SMART cartilage fashioned in the form of a living joint potentially could outlast those made of metal or plastic. Researchers also believe there’s a lower risk of rejection because the cartilage cells are taken directly from the patient.

Stem cell treatments for osteoarthritis began as early as 2008. Mostly, doctors have injected stem cells directly into affected areas, hoping the cells would stay in place and turn into cartilage. But this method has proven unsuccessful, as the cells tend to float away within a couple of weeks.

Guilak has spent years working on a method to keep the new cartilage cells in the joint. Before coming to Washington University, he and his Duke University colleagues developed a way to weave 600 bio-compatible fibers approved by the U.S. Food and Drug Administration into a porous, high-performance fabric scaffold.

Using MRI images, the researchers can mold the fabric into the precise shape of a patient’s joint and seed it with stem cells. “Over a six-week period, the cells go inside the fabric, start growing, and are given chemicals that turn them into cartilage cells. The fabric eventually melts away, leaving a hip made out of your own cells,” Guilak said. “In the future, this technique could be used for any joints.”

The weaving pattern makes the implant strong enough to withstand loads up to 10 times a patient’s body weight — the standard force during exercise.

Guilak and the other researchers patented the weaving technique and formed a start-up company, Cytex Therapeutics Inc.

His laboratory has demonstrated the technique works in human cells in culture, and he’s conducting animal studies that look very promising. As a result, Guilak has won the Arthritis Foundation’s highest award, and the Proceedings of the National Academy of Sciences has published the findings.

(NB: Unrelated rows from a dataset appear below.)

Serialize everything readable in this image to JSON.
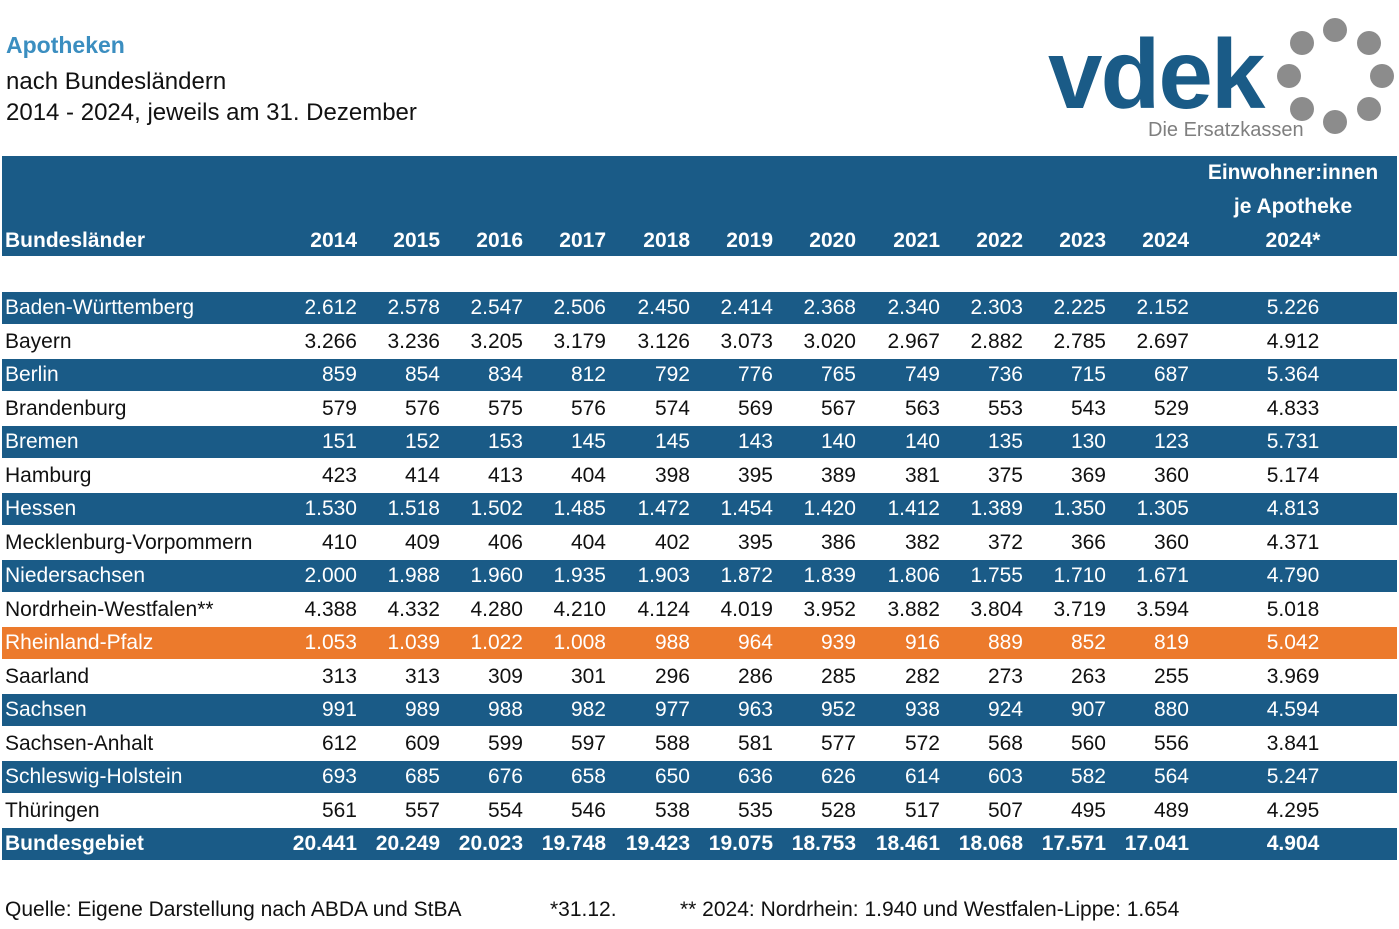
{
  "header": {
    "title": "Apotheken",
    "subtitle_lines": [
      "nach Bundesländern",
      "2014 - 2024, jeweils am 31. Dezember"
    ]
  },
  "logo": {
    "wordmark": "vdek",
    "tagline": "Die Ersatzkassen"
  },
  "table": {
    "columns": [
      "Bundesländer",
      "2014",
      "2015",
      "2016",
      "2017",
      "2018",
      "2019",
      "2020",
      "2021",
      "2022",
      "2023",
      "2024"
    ],
    "last_column": [
      "Einwohner:innen",
      "je Apotheke",
      "2024*"
    ],
    "rows": [
      {
        "name": "Baden-Württemberg",
        "values": [
          "2.612",
          "2.578",
          "2.547",
          "2.506",
          "2.450",
          "2.414",
          "2.368",
          "2.340",
          "2.303",
          "2.225",
          "2.152"
        ],
        "per_pharmacy": "5.226"
      },
      {
        "name": "Bayern",
        "values": [
          "3.266",
          "3.236",
          "3.205",
          "3.179",
          "3.126",
          "3.073",
          "3.020",
          "2.967",
          "2.882",
          "2.785",
          "2.697"
        ],
        "per_pharmacy": "4.912"
      },
      {
        "name": "Berlin",
        "values": [
          "859",
          "854",
          "834",
          "812",
          "792",
          "776",
          "765",
          "749",
          "736",
          "715",
          "687"
        ],
        "per_pharmacy": "5.364"
      },
      {
        "name": "Brandenburg",
        "values": [
          "579",
          "576",
          "575",
          "576",
          "574",
          "569",
          "567",
          "563",
          "553",
          "543",
          "529"
        ],
        "per_pharmacy": "4.833"
      },
      {
        "name": "Bremen",
        "values": [
          "151",
          "152",
          "153",
          "145",
          "145",
          "143",
          "140",
          "140",
          "135",
          "130",
          "123"
        ],
        "per_pharmacy": "5.731"
      },
      {
        "name": "Hamburg",
        "values": [
          "423",
          "414",
          "413",
          "404",
          "398",
          "395",
          "389",
          "381",
          "375",
          "369",
          "360"
        ],
        "per_pharmacy": "5.174"
      },
      {
        "name": "Hessen",
        "values": [
          "1.530",
          "1.518",
          "1.502",
          "1.485",
          "1.472",
          "1.454",
          "1.420",
          "1.412",
          "1.389",
          "1.350",
          "1.305"
        ],
        "per_pharmacy": "4.813"
      },
      {
        "name": "Mecklenburg-Vorpommern",
        "values": [
          "410",
          "409",
          "406",
          "404",
          "402",
          "395",
          "386",
          "382",
          "372",
          "366",
          "360"
        ],
        "per_pharmacy": "4.371"
      },
      {
        "name": "Niedersachsen",
        "values": [
          "2.000",
          "1.988",
          "1.960",
          "1.935",
          "1.903",
          "1.872",
          "1.839",
          "1.806",
          "1.755",
          "1.710",
          "1.671"
        ],
        "per_pharmacy": "4.790"
      },
      {
        "name": "Nordrhein-Westfalen**",
        "values": [
          "4.388",
          "4.332",
          "4.280",
          "4.210",
          "4.124",
          "4.019",
          "3.952",
          "3.882",
          "3.804",
          "3.719",
          "3.594"
        ],
        "per_pharmacy": "5.018"
      },
      {
        "name": "Rheinland-Pfalz",
        "values": [
          "1.053",
          "1.039",
          "1.022",
          "1.008",
          "988",
          "964",
          "939",
          "916",
          "889",
          "852",
          "819"
        ],
        "per_pharmacy": "5.042",
        "highlight": true
      },
      {
        "name": "Saarland",
        "values": [
          "313",
          "313",
          "309",
          "301",
          "296",
          "286",
          "285",
          "282",
          "273",
          "263",
          "255"
        ],
        "per_pharmacy": "3.969"
      },
      {
        "name": "Sachsen",
        "values": [
          "991",
          "989",
          "988",
          "982",
          "977",
          "963",
          "952",
          "938",
          "924",
          "907",
          "880"
        ],
        "per_pharmacy": "4.594"
      },
      {
        "name": "Sachsen-Anhalt",
        "values": [
          "612",
          "609",
          "599",
          "597",
          "588",
          "581",
          "577",
          "572",
          "568",
          "560",
          "556"
        ],
        "per_pharmacy": "3.841"
      },
      {
        "name": "Schleswig-Holstein",
        "values": [
          "693",
          "685",
          "676",
          "658",
          "650",
          "636",
          "626",
          "614",
          "603",
          "582",
          "564"
        ],
        "per_pharmacy": "5.247"
      },
      {
        "name": "Thüringen",
        "values": [
          "561",
          "557",
          "554",
          "546",
          "538",
          "535",
          "528",
          "517",
          "507",
          "495",
          "489"
        ],
        "per_pharmacy": "4.295"
      }
    ],
    "total": {
      "name": "Bundesgebiet",
      "values": [
        "20.441",
        "20.249",
        "20.023",
        "19.748",
        "19.423",
        "19.075",
        "18.753",
        "18.461",
        "18.068",
        "17.571",
        "17.041"
      ],
      "per_pharmacy": "4.904"
    }
  },
  "footer": [
    "Quelle: Eigene Darstellung nach ABDA und StBA",
    "*31.12.",
    "** 2024: Nordrhein: 1.940 und Westfalen-Lippe: 1.654"
  ]
}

If those trials remain successful, human safety studies could begin in three to five years.

Despite worldwide media attention on the research, Guilak said he is most motivated by his daily walk to work. “Part of our lab is at Shriners Hospitals for Children,” he said. “And we see so many kids come through with difficult problems. They have a whole lifetime ahead, but almost everything we do for them is temporary, or it’s something like a metal-and-plastic implant, which isn’t a great treatment for a child who will outlast those implants several times over.

“Seeing those kids is part of what drives us to find better solutions. Our concept is that we can make cells that are like tiny computers that sense what’s causing problems and act accordingly.

“We’re confident we’re on the right track.”